I don’t trust Apple anymore. Apple Intelligence content summaries are the worst AI content I’ve seen since that AI-generated video of Will Smith eating spaghetti. I’ve never once intentionally tapped on an Apple Intelligence autocorrect suggestion in Messages. Writing Tools still removes my Markdown syntax for no apparent reason and lacks considerably compared to Grammarly. (It also crashes constantly.) Siri can’t even perform web calls to ChatGPT correctly — forget about it telling me when my mom’s flight will land. Can this company’s AI be trusted with medical data? What’s the rationale for doing so? Who’s to say it won’t mix numbers up or be susceptible to prompt injection?

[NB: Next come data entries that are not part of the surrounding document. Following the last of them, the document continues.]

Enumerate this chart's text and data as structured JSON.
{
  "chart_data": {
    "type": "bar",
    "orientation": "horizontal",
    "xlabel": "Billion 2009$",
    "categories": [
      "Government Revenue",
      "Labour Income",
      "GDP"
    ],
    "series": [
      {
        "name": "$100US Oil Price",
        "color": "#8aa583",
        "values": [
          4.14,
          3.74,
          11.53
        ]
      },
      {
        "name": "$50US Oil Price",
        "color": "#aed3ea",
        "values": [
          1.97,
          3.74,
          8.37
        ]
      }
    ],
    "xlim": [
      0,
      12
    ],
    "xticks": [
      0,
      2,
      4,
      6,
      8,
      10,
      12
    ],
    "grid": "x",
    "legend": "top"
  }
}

People go to school for decades to become doctors; it’s not an easy career. But even if Health+ is trained by real doctors, there’s no guarantee it won’t mix up the information it’s given. This is an inherent weakness of large language models and it can’t be mitigated by just giving the AI high-quality training data. And if these models are to be run on personal computers like the iPhone, they probably won’t even be that good. Local AI models aren’t trustworthy; the ones run in massive data centers themselves tend to get things wrong. If this feature even comes out at all, Apple will tout how the training data was vetted a million times over by the best doctors to ever exist on the planet. But LLM performance doesn’t necessarily correlate with training data quality. Model performance is contingent on its size, i.e., how many parameters it has.

My guess is that Apple Health+ will probably run using Private Cloud Compute just to alleviate some of the stress that comes with factual inaccuracies, but even so, it’s still not guaranteed to provide good results. NotebookLM, Google’s AI research product, only relies on source data uploaded by a user, and it also occasionally gets things wrong. The point is that there’s no way to solve the problem of AI hallucinations until they understand their words — a technology that plainly hasn’t been invented yet. Today, LLMs think in tokens, not English. They do complex math problems to synthesize the next word in a sentence. They don’t think in words yet, and until they do, they’ll continue to make mistakes.

No matter how much work and training Apple puts into this AI doctor, it’ll never be as trustworthy as a real health professional. It’ll throw Apple’s reputation in the toilet, which, if we’re being honest, is probably where it belongs.